Saturday, 31 December 2016

The State of Bastionland

Bastionland isn't really a state. It's a way of thinking that generally shares a few ideas:

  1. Bastion is important enough that even those outside it must surely accept that they live in Bastionland.
  2. Anyone that doesn't think Bastion is important clearly isn't intelligent enough to form their own state, so they're included too.
  3. The theory is that all Far Lands have a Bastion of their own, so of course they're included, even if they're Enemies of Bastionland. 

Nobody owns the Bastionland idea, the Mouse Queen is just one person that supposedly threw the word around, and I don't think she's even real.

Don't even start a discussion about flags and constitutions.



But this is a double-meaning post. So I also wanted to give an update on the state of the Into the Odd Toolkit that shares the codename of Bastionland.

It's a worldbook where all fluff is tied to a part of the actual game. Baked-in setting description taken to the next level.

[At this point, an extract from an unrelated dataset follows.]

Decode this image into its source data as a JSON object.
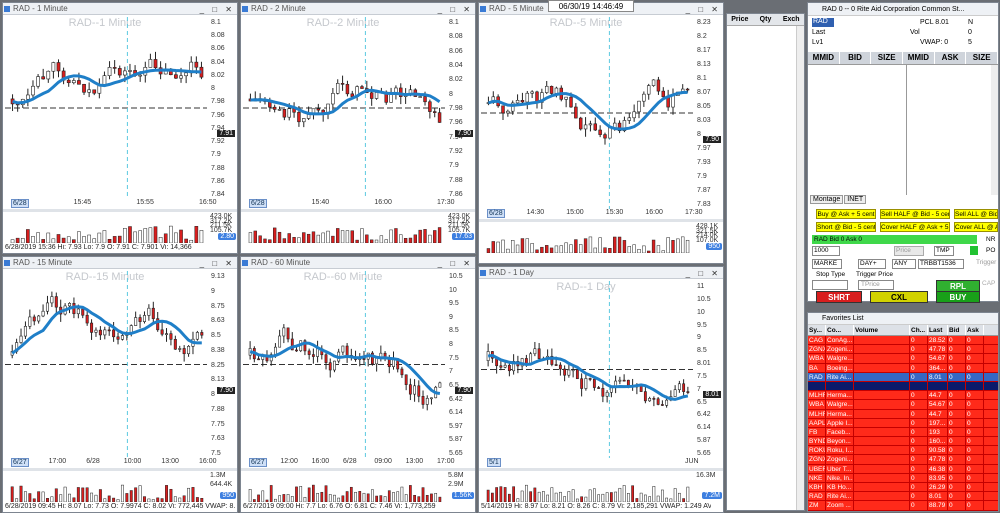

Tentatively, the table of contents will look like this.

Creating your Character
Playing the Game
100 Character Backgrounds
For Referees
Planning the Places
Planning the Danger
Planning the People
Running the Game
Running Bastion
Running the Underground
Running Deep Country
Running the Far Lands

Each of those sections (excluding the character backgrounds) will fit on a 2 page spread, so you open the book to that part and have everything you need.

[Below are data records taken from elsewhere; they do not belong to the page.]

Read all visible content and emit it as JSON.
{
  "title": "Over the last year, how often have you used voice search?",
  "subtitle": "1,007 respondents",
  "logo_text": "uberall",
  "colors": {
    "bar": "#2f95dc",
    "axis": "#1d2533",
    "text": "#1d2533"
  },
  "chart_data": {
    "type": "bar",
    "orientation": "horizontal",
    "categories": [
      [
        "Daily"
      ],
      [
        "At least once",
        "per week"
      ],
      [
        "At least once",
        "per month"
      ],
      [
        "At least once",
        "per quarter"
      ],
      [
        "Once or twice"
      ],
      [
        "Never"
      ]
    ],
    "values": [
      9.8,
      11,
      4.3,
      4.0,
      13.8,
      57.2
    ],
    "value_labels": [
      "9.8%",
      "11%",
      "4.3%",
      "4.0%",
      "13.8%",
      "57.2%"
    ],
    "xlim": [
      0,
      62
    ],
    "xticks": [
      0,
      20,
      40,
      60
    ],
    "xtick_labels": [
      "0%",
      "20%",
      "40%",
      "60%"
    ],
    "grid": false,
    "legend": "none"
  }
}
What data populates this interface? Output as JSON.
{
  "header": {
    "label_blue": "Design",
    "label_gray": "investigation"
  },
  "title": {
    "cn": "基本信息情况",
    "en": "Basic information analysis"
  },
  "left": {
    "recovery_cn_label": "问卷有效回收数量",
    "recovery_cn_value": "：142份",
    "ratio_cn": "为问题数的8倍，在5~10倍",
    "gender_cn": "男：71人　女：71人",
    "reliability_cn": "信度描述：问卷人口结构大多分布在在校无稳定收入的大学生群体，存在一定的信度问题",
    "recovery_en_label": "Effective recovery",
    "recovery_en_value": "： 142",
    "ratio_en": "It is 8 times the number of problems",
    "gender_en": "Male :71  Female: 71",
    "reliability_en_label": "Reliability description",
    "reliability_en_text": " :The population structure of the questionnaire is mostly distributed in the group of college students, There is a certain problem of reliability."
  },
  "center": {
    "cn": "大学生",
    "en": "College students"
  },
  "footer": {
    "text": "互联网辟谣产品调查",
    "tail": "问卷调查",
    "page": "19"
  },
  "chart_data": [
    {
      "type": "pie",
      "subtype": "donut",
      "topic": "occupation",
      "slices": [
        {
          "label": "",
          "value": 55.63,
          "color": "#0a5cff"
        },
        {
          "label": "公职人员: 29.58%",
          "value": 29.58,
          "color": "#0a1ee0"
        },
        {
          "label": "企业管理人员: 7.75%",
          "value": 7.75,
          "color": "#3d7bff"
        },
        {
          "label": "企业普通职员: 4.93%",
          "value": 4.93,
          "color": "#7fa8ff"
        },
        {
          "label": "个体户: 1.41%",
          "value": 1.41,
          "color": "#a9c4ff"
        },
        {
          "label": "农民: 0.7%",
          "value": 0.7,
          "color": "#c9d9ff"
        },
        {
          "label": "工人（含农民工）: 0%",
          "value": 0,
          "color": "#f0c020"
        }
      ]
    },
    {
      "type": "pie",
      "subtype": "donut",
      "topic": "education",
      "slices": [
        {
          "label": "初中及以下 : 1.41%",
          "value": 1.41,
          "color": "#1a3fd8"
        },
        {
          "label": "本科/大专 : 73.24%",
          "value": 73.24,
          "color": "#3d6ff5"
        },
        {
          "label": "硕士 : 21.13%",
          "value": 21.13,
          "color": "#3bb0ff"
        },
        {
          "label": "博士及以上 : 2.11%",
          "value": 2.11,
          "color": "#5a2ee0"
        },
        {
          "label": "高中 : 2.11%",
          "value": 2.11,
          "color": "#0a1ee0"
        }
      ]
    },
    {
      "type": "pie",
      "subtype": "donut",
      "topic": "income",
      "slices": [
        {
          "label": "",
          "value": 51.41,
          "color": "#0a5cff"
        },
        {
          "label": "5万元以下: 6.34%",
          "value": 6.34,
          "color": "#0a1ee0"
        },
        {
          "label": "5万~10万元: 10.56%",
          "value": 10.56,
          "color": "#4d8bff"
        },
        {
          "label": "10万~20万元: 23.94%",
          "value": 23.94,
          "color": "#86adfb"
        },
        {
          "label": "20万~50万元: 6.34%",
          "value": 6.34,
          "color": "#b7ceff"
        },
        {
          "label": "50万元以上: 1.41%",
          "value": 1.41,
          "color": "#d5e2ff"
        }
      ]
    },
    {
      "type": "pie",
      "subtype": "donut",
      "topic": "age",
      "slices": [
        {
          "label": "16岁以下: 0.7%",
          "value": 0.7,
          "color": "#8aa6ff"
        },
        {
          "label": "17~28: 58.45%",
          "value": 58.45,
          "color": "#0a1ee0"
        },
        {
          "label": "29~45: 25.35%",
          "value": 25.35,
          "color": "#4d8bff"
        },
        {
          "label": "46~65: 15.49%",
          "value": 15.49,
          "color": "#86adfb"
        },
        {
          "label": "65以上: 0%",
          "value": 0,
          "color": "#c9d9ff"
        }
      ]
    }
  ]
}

The Running the Game sections are intended to work like a sort of GM Screen for that specific place, giving you everything you need on hand to make that part of the world feel right. And as Into the Odd isn't big on reference charts and formulas, that content is going to be distilled Referee direction on running that place in the most evocative and effective way.

Playing the Game is almost entirely unchanged from the core game, besides cleaning things up and maybe one rule change regarding how Rests work. This isn't a new edition of the rules.

Meanwhile, the new character Backgrounds replace Starter Packages, but function very similarly.

You compare your Highest and Lowest Ability Scores on a chart to find your starter Package number between 1 and 100. You go to that page to get something like this.


Or maybe this.


More meat than the old starter packages, but still fits nicely onto an index card when you pull out your results.

Not pictured is a small section at the bottom of each Background that also gives you a Contact in the world and a couple of other pieces of information that may or may not make the final cut of the book.

These character backgrounds are the window into the world. There are no timelines or maps of Bastion. They're for players, but the Referee can flick open to any one of them and pull out chunks of the world. If 100 Backgrounds seems excessive, that's the reason.

Dare to dream of Bastionland in 2017.